The crisis in Flint continues to unfold in many ways.  The law touches upon many of these areas.  From charges and lawsuits to investigations, the law is serving both as a sword for those harmed as well as a barrier to recovery.  While technology is being implemented, there is governmental disagreement about what steps to take next.  The pipes are not being replaced yet, despite persistent evidence of extreme levels of lead in some homes.  The filters may or may not work, even when properly installed and maintained.  In many ways, Dr.

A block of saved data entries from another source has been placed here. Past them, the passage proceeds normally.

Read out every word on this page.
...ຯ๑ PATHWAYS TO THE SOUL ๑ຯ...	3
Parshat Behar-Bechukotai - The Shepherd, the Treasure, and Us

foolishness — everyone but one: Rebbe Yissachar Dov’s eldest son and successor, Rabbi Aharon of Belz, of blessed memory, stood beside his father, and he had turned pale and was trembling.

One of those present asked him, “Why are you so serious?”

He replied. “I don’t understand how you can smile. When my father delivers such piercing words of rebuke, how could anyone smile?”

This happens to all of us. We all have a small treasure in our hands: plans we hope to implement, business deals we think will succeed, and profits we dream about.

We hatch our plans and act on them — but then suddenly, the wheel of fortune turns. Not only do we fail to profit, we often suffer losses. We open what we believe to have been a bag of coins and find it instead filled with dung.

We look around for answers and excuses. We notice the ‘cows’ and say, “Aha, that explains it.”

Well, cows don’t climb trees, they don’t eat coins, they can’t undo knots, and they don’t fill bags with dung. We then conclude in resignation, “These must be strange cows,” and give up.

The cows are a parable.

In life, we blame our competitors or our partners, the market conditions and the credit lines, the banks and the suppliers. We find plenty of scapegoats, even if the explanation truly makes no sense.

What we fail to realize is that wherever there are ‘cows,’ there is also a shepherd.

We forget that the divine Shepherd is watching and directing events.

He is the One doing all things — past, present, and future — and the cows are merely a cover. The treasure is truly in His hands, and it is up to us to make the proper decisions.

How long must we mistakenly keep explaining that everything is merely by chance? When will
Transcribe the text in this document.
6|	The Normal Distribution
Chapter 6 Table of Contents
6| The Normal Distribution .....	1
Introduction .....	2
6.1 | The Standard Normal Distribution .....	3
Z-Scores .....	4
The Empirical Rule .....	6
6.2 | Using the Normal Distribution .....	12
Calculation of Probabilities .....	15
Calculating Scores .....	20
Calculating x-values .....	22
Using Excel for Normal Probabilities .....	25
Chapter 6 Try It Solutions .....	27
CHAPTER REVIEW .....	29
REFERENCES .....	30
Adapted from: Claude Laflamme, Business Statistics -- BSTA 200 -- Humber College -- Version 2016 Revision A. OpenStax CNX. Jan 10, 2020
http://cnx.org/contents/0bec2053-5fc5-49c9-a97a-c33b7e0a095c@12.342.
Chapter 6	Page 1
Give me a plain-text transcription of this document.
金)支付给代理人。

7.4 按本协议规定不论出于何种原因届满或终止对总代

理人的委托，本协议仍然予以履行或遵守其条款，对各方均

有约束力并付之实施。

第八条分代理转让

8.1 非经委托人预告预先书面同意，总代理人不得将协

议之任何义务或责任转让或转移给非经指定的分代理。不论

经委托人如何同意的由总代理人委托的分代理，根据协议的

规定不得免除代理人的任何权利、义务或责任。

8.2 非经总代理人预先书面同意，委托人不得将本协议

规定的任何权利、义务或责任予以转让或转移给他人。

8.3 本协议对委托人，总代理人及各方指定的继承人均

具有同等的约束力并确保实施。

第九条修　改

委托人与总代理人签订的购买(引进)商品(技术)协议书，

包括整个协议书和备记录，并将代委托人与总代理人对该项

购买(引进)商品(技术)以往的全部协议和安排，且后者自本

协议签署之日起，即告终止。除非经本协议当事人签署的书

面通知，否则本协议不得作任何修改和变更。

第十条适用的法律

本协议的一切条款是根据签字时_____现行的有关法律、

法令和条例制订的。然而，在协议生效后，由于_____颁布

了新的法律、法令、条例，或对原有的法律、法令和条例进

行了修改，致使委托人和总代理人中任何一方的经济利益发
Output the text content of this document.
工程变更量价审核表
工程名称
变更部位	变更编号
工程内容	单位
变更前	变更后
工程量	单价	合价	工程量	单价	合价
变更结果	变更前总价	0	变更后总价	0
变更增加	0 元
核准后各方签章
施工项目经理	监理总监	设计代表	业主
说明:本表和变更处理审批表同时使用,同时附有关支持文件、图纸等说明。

Redlener's proposition seems the best: resettle Flint residents until their homes are safe to inhabit.  Though this is different from other natural disasters that physically destroy homes, like floods and fires, the impact is very much the same.  Until this crisis is fully resolved, Flint residents cannot feel safe that the water that they are using to drink, eat and survive is non-toxic.  Even with the steps being taken, questions remain as to whether the water can be safe.  Unless bottled water is delivered forever, at some point residents will be forced to decide between leaving Flint altogether or staying and hoping that their water is safe again.  Instead of forcing them to decide, we should take the initiative and treat them like the victims of floods, storms and earthquakes.  Their homes are not habitable, their lives should not be ruled by fear; they should be protected, resettled and given refuge, just like other refugees of natural disasters.